Using covalency to achieve selective and specific attachment to cancer cells could offer another way to improve ADCs. Enlaza aims to achieve high clearance of its drugs so they do not stay around and cause side effects, Duron said. But during the time an Enlaza cancer drug is in the body, it would have a long residency time on its target via the covalent bond.

“This is not just another ADC,” Duron said. “This is a different strategy to approach what is a very, very hot field right now where everyone is innovating on linker/payload strategies, and we are innovating on a different part of that molecule.”

Enlaza launched in 2022 backed by $61 million in seed financing led by Avalon Ventures. That capital was used to translate the science from an academic paper into a drug discovery engine. Duron said Enlaza has achieved preclinical proof of concept, demonstrating better safety and efficacy for its covalent biologic drugs. With the financing, the company will continue to develop its pipeline with the goal of reaching the clinic. Duron declined to offer a specific timeline, but said he expects “at least a couple of development candidates” will progress to clinical testing over the next several years.

The company isn’t disclosing its targets yet.
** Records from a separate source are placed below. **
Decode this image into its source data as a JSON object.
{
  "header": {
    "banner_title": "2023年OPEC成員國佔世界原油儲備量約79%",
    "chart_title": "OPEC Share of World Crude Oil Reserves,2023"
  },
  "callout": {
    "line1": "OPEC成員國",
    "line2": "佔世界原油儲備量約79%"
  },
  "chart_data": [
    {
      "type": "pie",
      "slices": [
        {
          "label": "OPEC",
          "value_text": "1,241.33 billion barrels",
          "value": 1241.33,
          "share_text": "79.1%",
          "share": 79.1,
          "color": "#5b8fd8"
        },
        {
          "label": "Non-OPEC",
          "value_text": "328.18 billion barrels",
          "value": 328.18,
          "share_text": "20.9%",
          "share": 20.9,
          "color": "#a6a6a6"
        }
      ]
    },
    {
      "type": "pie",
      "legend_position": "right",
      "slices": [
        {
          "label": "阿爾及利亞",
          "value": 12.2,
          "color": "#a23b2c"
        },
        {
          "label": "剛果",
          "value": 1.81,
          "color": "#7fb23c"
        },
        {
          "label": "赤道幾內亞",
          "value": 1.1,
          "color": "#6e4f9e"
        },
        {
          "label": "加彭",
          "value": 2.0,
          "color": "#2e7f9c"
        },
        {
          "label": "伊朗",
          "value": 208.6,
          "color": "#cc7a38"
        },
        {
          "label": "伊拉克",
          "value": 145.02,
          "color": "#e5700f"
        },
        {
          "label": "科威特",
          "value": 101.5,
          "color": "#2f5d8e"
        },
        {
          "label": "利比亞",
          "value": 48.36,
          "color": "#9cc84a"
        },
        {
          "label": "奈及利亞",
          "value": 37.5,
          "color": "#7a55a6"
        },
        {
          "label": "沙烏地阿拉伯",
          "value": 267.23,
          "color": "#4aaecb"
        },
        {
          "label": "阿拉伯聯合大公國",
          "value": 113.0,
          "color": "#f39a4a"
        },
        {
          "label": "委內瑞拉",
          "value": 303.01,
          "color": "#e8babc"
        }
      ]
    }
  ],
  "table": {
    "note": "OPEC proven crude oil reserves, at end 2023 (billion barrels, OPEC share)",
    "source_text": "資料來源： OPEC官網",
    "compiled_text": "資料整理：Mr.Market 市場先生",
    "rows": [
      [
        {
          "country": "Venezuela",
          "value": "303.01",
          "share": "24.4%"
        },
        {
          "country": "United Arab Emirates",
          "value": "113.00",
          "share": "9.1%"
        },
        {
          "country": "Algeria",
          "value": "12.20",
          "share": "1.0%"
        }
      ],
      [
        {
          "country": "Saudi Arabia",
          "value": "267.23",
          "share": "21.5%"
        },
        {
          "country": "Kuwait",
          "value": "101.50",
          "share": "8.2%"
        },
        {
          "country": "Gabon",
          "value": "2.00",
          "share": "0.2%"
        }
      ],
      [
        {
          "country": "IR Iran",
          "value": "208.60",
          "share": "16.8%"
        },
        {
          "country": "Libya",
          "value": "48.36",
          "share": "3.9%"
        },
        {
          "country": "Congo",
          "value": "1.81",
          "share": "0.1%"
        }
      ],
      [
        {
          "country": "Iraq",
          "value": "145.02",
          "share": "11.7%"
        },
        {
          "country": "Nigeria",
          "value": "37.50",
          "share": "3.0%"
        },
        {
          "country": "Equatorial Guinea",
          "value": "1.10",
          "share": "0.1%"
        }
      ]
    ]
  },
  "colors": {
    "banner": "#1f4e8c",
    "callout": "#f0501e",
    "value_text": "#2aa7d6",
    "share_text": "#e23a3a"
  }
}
But Duron said the War-Lock approach could be applied to other types of cancer drugs, such as radioligand therapies. As a platform technology, War-Lock also has potential applications in other therapeutic areas, such as autoimmune diseases. Now that the startup has emerged from semi-stealth mode, it is looking for potential biopharmaceutical industry partners interested in exploring applications of the technology. Duron said he’s looking to work with companies “that can enable our pipeline and be aligned with our vision of covalent protein drugs.”

Besides J.P. Morgan, other participants in Enlaza’s new financing include earlier investors Frazier Life Sciences, Avalon Ventures, Lightspeed Venture Partners, and Samsara BioCapital. New investors in the startup include Amgen Ventures, Regeneron Ventures, Bregua Corporation, Pappas Capital, and Alexandria Venture Investments.